Die Situation machte klar: Halbleiter sind eine geopolitische Ressource. Um hier künftig besser aufgestellt und vorbereitet zu sein, hat das Parlament der Europäischen Union den sogenannten European Chips Act, kurz EU Chips Act, beschlossen. Das Gesetz soll die Mikrochip-Produktion mehr als bisher in der Wirtschaftsregion ansiedeln und so Lieferengpässe verhindern.
Das wesentliche Ziel: Der EU Chips Act will den Weltmarktanteil der EU an der Produktionskapazität auf 20 Prozent anheben. Derzeit liegt die Quote deutlich darunter. Laut des Global Wafer Capacity Reports von Knometa Research hatte Europa im Dezember 2021 einen Marktanteil von 5 Prozent. Die führenden Nationen sind demnach:
- Südkorea (23 Prozent)
- Taiwan (21 Prozent)
- China (16 Prozent)
- Japan (15 Prozent)
- Americas/Nord-, Mittel- und Südamerika (11 Prozent)
Um den Rückstand aufzuholen, wird der Bau von Halbleiterfabriken vereinfacht und mit Finanzspritzen erleichtert. Davon sollen auch Vorhaben ausländischer Investoren profitieren. Betreffen könnte die Projekte von Intel in Magdeburg, Wolfspeed im Saarland, Infineon und TSMC in Dresden. Überdies hat EU-Kommissionspräsidentin Ursula von der Leyen Partnerschaften mit Ländern wie Australien, den USA und Kanada angekündigt.

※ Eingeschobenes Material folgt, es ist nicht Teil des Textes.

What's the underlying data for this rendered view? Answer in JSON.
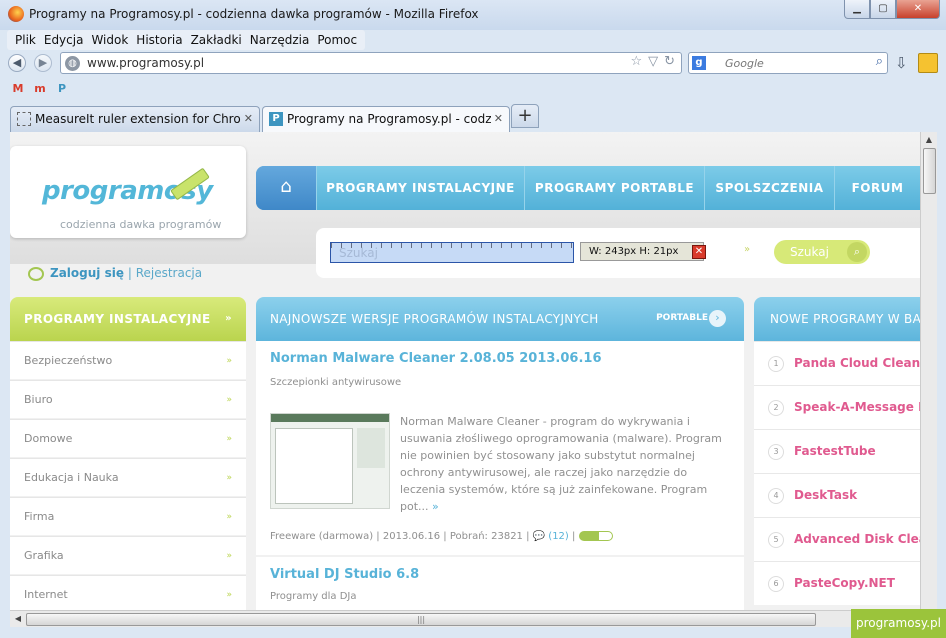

So möchte die EU eine führende Rolle bei Forschung und Innovation, Entwurf, Fertigung und Packaging einnehmen. Im Fokus hat sie die kommende Generation von Mikrochips mit Knotengrößen von zwei Nanometern und darunter.
Für den EU Chips Act sollen zunächst 43 Milliarden Euro aus privaten und öffentlichen Quellen fließen, vor allem aus den Mitgliedsstaaten. Die EU selbst will sich nur in geringem Maße daran beteiligen.
Andere große nationale Märkte haben ähnliche Bestrebungen und wollen kurz- bis mittelfristig kräftig in die jeweils eigene Halbleiterproduktion investieren.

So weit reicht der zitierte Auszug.